Demonstrationen in Teheran: Arbeiter tragen symbolisch das Arbeitsgesetz zu Grabe.

Der Islamische Arbeitsrat und der Islamische Arbeitsverein sind derzeit die einzigen legalen Arbeiterorganisationen im Iran. Nach Protesten der iranischen Arbeiter und der Internationalen Arbeitsorganisation der Vereinten Nationen (ILO) hat die Regierung dieses Monopol im neuen Entwurf des Arbeitsgesetzes immerhin teilweise aufgehoben. Dem bisherigen Gesetz zufolge darf pro Betrieb bislang entweder „nur einen Islamischen Arbeitsrat oder einen Verein oder eine Islamische Arbeitervertretung gründen“ (§ 113 Abs. 4). Mit dem neuen Entwurf kann es in jedem Betrieb gleichzeitig alle drei genannten Arbeitervertretungen geben. Arbeiteraktvisten, die in den vergangenen Jahren in Bereichen wie städtischen Verkehrsbetrieben und Zuckerfabriken versucht haben, unabhängige Vereine zu gründen – und von denen einige deshalb in Haft sitzen – , bewerten diese Änderung positiv. Dennoch bleibt Skepsis, ob die Regierung solche Vereine künftig wirklich dulden wird.

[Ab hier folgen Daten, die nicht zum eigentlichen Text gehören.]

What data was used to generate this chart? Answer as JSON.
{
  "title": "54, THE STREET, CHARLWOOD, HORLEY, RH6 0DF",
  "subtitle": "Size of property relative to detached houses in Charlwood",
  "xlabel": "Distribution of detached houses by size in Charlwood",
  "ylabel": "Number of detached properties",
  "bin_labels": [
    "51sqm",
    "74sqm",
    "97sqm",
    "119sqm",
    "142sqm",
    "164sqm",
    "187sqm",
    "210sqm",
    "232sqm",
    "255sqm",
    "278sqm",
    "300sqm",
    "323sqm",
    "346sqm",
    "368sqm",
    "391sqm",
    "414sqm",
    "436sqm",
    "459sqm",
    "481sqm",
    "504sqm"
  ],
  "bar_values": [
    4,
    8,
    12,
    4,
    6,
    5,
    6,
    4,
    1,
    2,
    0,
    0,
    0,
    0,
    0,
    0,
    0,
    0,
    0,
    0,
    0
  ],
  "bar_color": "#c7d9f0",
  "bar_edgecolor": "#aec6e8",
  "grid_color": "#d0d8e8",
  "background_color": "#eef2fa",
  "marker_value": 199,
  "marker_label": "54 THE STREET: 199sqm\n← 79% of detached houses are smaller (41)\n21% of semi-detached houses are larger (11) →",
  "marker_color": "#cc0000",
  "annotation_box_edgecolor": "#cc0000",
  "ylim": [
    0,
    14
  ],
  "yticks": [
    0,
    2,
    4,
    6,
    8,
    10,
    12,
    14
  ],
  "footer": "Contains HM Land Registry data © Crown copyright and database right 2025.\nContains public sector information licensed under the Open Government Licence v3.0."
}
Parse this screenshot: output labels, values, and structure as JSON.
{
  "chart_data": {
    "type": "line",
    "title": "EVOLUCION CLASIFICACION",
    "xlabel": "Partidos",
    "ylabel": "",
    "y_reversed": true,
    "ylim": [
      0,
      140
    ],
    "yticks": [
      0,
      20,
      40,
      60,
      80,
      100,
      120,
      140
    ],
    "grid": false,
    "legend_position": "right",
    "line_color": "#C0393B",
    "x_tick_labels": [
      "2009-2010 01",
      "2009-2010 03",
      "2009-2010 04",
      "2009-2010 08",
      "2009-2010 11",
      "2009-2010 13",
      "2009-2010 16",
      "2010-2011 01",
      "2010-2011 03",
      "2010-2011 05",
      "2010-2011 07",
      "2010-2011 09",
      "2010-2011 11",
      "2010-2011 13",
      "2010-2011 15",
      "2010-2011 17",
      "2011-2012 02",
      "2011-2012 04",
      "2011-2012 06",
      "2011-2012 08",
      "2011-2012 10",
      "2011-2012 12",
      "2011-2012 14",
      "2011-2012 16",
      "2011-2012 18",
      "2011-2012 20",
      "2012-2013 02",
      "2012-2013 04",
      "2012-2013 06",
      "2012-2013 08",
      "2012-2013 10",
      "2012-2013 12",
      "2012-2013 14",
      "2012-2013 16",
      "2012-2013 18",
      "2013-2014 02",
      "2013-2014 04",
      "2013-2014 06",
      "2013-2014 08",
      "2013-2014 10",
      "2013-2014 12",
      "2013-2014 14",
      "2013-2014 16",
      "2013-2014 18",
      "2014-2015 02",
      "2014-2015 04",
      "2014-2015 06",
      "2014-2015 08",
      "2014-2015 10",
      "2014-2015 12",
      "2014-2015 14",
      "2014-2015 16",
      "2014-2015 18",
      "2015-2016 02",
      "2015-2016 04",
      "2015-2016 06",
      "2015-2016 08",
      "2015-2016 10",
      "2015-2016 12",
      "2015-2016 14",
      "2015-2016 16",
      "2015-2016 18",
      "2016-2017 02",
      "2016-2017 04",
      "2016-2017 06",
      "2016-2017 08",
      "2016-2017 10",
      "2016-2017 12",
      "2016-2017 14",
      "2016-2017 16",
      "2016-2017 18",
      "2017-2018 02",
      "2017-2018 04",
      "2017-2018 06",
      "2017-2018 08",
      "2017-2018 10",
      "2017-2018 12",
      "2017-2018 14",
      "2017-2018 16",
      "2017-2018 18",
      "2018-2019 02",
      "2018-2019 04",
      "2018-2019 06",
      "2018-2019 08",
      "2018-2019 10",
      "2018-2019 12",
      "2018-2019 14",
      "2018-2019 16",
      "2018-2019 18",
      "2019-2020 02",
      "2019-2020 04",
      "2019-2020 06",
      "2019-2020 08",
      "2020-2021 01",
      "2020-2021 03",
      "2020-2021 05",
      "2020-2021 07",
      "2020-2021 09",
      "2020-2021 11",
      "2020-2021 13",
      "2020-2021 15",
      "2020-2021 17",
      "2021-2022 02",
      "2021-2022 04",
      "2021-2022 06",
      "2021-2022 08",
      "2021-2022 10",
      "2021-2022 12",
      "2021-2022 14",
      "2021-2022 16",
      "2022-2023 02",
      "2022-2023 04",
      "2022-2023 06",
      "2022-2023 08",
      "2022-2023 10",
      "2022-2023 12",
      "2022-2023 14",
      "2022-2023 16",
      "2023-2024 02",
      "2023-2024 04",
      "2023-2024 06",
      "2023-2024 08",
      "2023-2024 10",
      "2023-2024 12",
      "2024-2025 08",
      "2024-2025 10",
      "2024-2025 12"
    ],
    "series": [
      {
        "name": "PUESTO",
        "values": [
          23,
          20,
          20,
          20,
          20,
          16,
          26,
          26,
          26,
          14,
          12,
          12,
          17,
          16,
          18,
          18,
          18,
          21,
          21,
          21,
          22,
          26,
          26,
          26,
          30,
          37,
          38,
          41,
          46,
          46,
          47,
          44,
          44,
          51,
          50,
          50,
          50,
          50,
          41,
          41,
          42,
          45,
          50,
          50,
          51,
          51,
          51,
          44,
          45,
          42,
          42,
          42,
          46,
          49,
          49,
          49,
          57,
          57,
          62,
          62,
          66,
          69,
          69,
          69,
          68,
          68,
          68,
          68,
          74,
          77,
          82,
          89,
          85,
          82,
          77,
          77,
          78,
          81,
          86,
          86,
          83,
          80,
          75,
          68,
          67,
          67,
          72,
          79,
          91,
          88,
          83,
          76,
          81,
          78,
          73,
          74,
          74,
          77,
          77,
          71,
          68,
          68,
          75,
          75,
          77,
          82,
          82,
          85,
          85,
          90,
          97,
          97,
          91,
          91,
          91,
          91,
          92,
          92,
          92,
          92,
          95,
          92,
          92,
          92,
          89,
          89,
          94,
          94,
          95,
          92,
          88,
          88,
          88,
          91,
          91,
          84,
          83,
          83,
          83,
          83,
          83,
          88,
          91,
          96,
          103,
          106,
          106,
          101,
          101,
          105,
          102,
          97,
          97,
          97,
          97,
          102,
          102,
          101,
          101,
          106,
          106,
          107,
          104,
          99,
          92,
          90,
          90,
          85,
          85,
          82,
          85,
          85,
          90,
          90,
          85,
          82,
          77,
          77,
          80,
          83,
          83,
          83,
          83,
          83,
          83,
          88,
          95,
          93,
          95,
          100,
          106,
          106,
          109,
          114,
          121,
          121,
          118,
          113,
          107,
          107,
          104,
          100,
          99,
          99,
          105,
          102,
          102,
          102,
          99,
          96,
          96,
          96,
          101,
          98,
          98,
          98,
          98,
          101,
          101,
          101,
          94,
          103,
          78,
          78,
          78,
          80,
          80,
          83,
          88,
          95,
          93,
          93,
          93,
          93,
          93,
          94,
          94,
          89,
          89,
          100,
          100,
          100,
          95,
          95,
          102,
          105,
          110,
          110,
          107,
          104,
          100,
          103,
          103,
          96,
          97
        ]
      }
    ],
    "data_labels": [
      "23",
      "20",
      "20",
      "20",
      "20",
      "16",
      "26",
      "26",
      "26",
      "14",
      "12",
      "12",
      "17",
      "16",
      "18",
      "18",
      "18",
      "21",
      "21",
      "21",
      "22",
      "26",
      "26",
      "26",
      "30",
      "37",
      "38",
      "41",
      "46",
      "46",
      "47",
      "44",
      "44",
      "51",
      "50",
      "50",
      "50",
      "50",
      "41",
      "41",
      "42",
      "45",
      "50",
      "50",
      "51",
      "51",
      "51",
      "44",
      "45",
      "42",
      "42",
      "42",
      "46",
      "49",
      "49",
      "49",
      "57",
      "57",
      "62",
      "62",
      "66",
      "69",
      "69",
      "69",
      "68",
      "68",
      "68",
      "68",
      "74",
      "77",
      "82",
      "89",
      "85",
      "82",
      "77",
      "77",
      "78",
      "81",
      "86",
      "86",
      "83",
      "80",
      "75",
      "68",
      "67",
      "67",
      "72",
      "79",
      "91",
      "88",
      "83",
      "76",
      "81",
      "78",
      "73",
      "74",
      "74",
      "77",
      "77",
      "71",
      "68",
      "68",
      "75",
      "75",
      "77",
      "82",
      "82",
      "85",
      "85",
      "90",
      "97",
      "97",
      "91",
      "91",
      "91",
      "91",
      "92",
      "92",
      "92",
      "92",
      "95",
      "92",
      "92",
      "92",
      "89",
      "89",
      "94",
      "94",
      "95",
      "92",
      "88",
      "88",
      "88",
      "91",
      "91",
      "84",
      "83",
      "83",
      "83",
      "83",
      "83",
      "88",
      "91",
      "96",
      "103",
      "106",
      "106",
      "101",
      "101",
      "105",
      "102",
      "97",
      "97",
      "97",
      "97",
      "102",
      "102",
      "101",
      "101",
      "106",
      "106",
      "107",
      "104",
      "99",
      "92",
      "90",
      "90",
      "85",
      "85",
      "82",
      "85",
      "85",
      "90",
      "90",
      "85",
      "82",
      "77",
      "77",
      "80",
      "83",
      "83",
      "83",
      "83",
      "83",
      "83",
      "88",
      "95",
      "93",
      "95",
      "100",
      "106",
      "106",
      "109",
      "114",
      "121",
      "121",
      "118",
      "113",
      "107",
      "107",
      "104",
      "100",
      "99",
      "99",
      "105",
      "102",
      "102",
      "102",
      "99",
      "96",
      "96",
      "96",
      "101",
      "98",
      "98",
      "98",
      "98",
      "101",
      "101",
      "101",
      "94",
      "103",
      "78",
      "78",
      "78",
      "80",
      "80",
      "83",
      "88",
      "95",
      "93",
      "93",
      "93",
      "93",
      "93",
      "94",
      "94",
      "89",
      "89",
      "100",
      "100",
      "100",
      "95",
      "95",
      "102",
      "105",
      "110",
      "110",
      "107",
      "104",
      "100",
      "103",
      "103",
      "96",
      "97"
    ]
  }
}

Unzufriedenheit bei Mindestlohnberechnung
Der neue Entwurf sieht auch die Verbesserung der Rechte von befristet Beschäftigten vor. Trotzdem haben iranische Arbeiter vor dem Parlament gegen die Gesetzesänderungen protestiert. Ihre Kritik entzündet sich nicht nur an der vorgesehenen Schwächung des Kündigungsschutzes, sondern auch an der neuen Regelung zur Berechnung des Mindestlohns. Sie berücksichtigt außer der Inflationsrate und den Grundbedürfnissen einer Familie auch die Wirtschaftssituation des Landes als weiteren Faktor. Arbeitsrechtler und Arbeiteraktivisten halten dies für inakzeptabel. Arbeitgeber und Regierung könnten diesen schwer interpretierbaren Begriff missbrauchen, um Erhöhungen des Mindestlohns abzulehnen, fürchten sie.
In den nächsten Tagen soll der neue Entwurf des Arbeitsgesetzes im Parlament beraten und beschlossen werden. Da auch die Abgeordneten in ihrer Haltung gespalten sind, könnte es aber auch erneut zu Änderungen des Änderungsentwurfs kommen.